Under President Obasanjo, a total of about N450 billion was given out as Duty Waivers. Among the largest recipients were the Dangote Group and the Redeemed Church – no poor fela there. Not a naira was given to the proprietor of any small scale enterprise; not a kobo went to any micro entrepreneur.

The transfer of wealth involved, in Duty Waiver, is nothing more than robbing the mostly poor Nigerians to pay the few rich and wealthy amongst us. Yet, the Jonathan administration continues the policy of Duty Waiver till today.

Redistribution of income is totally within our control. Though governments at all levels have failed to undertake the challenge, legally, unemployed youths have taken the initiative through self-help and self empowerment nationwide. The rich no longer sleep peacefully because the poor are awake; the poor are awake because they are hungry. So, the hungry get up and organize to kidnap people.

The most urgent question is: who is in charge? The fiction that Dr Ngozi Okonjo-Iweala, the Coordinating Minister for the Economy, is in charge is deceptive and the poor woman might end up being the sacrificial lamb for the failure that might occur.
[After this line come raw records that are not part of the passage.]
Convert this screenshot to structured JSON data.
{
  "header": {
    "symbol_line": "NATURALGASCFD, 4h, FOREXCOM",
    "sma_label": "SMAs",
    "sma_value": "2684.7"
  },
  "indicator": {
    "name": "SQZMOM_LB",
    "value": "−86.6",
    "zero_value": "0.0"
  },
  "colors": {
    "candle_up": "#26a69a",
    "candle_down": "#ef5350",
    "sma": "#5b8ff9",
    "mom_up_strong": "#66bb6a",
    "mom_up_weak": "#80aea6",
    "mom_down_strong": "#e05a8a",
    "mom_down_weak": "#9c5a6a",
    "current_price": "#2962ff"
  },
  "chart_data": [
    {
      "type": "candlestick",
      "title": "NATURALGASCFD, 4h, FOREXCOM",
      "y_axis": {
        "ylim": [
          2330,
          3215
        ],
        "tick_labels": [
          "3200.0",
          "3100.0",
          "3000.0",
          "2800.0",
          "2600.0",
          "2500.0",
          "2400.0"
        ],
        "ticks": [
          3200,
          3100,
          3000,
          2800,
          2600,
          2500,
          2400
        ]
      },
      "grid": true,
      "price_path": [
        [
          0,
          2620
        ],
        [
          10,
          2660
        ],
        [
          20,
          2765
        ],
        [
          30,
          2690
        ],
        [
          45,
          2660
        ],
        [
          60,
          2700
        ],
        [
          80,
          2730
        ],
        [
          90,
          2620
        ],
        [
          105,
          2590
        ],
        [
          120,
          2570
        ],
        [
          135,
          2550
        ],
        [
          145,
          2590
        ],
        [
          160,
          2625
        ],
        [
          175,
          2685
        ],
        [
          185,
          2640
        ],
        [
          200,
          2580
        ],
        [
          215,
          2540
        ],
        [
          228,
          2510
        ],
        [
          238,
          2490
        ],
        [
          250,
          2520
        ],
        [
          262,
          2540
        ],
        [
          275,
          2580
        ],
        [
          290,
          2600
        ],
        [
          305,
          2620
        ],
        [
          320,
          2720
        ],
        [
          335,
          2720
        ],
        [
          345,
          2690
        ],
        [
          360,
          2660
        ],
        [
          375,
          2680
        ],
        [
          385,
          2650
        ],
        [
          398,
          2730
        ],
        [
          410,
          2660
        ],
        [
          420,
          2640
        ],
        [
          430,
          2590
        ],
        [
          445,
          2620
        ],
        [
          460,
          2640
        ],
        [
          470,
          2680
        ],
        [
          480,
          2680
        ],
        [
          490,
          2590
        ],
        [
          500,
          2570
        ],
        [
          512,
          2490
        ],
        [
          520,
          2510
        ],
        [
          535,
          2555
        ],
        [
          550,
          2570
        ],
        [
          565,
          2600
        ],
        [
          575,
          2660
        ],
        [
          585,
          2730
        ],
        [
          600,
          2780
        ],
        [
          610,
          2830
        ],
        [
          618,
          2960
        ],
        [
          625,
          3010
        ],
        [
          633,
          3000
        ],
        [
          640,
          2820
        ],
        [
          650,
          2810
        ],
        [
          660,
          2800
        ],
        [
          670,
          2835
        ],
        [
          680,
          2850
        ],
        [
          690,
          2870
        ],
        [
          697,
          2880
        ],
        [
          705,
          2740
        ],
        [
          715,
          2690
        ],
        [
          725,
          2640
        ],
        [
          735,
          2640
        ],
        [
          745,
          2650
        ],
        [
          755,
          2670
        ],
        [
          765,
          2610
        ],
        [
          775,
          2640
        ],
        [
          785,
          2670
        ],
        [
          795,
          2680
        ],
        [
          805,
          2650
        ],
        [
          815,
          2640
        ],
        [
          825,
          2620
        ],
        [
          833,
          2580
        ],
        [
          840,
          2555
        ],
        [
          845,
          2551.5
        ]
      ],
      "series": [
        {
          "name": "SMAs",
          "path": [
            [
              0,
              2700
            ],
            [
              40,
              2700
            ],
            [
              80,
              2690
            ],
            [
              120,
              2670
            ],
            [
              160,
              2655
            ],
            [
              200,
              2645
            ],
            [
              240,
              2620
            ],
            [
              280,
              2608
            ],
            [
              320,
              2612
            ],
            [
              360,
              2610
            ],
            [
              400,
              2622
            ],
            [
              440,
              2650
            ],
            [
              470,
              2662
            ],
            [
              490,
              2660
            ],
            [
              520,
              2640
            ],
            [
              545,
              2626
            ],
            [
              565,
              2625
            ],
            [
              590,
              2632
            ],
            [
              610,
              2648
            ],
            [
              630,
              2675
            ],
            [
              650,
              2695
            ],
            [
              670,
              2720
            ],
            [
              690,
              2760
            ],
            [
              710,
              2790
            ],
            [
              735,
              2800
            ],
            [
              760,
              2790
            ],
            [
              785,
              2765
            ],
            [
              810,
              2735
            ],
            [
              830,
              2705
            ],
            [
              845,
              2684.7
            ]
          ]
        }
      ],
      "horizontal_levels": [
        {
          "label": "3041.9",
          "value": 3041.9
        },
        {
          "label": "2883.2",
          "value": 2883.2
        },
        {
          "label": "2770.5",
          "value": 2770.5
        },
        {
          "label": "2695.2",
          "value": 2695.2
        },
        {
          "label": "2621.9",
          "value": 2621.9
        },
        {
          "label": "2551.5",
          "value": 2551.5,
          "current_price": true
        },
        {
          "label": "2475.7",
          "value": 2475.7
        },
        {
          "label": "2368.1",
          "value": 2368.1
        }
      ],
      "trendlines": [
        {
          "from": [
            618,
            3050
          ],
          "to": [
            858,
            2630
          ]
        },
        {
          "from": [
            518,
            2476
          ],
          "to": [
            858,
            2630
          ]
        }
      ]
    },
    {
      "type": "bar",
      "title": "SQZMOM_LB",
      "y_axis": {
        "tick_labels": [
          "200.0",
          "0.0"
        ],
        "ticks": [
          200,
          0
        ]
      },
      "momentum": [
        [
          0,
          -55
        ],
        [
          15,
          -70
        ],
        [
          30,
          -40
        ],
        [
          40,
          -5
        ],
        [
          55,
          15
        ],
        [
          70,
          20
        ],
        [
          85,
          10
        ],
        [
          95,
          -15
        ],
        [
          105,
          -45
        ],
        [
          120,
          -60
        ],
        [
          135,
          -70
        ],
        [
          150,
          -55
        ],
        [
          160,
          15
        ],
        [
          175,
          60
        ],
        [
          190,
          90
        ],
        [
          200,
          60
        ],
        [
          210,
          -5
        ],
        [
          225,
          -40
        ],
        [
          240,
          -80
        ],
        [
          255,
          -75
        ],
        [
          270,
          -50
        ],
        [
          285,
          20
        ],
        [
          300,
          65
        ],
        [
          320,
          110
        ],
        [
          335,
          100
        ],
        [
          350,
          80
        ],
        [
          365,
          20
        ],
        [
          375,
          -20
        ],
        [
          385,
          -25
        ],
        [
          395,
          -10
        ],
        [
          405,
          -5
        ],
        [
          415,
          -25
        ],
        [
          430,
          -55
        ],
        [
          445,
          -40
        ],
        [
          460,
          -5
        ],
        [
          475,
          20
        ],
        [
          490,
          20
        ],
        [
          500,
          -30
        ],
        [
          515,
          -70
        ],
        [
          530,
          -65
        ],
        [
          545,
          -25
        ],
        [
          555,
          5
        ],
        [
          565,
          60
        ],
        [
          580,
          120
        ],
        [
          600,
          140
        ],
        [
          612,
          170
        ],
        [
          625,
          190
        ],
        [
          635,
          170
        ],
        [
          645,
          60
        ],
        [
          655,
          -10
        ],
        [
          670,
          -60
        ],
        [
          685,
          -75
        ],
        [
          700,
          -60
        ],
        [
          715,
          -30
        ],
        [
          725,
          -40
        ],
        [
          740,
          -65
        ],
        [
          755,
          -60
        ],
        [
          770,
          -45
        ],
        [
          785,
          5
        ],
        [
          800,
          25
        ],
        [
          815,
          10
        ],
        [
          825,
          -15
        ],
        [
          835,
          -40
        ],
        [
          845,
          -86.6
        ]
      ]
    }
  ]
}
No one Minister can be responsible for correcting the structural deficiencies in this economy.

Certainly, we need more growth; but, more importantly, we need more diversity and more social justice in the distribution of wealth – even with 5% growth. National policies to re-distribute income are not for Ministers to undertake; they call for legislative action, spearheaded by Presidents and the Legislature. They calls for an active President; not a surrogate. Unfortunately, Jonathan is too pre-occupied with the 2015 elections to take charge.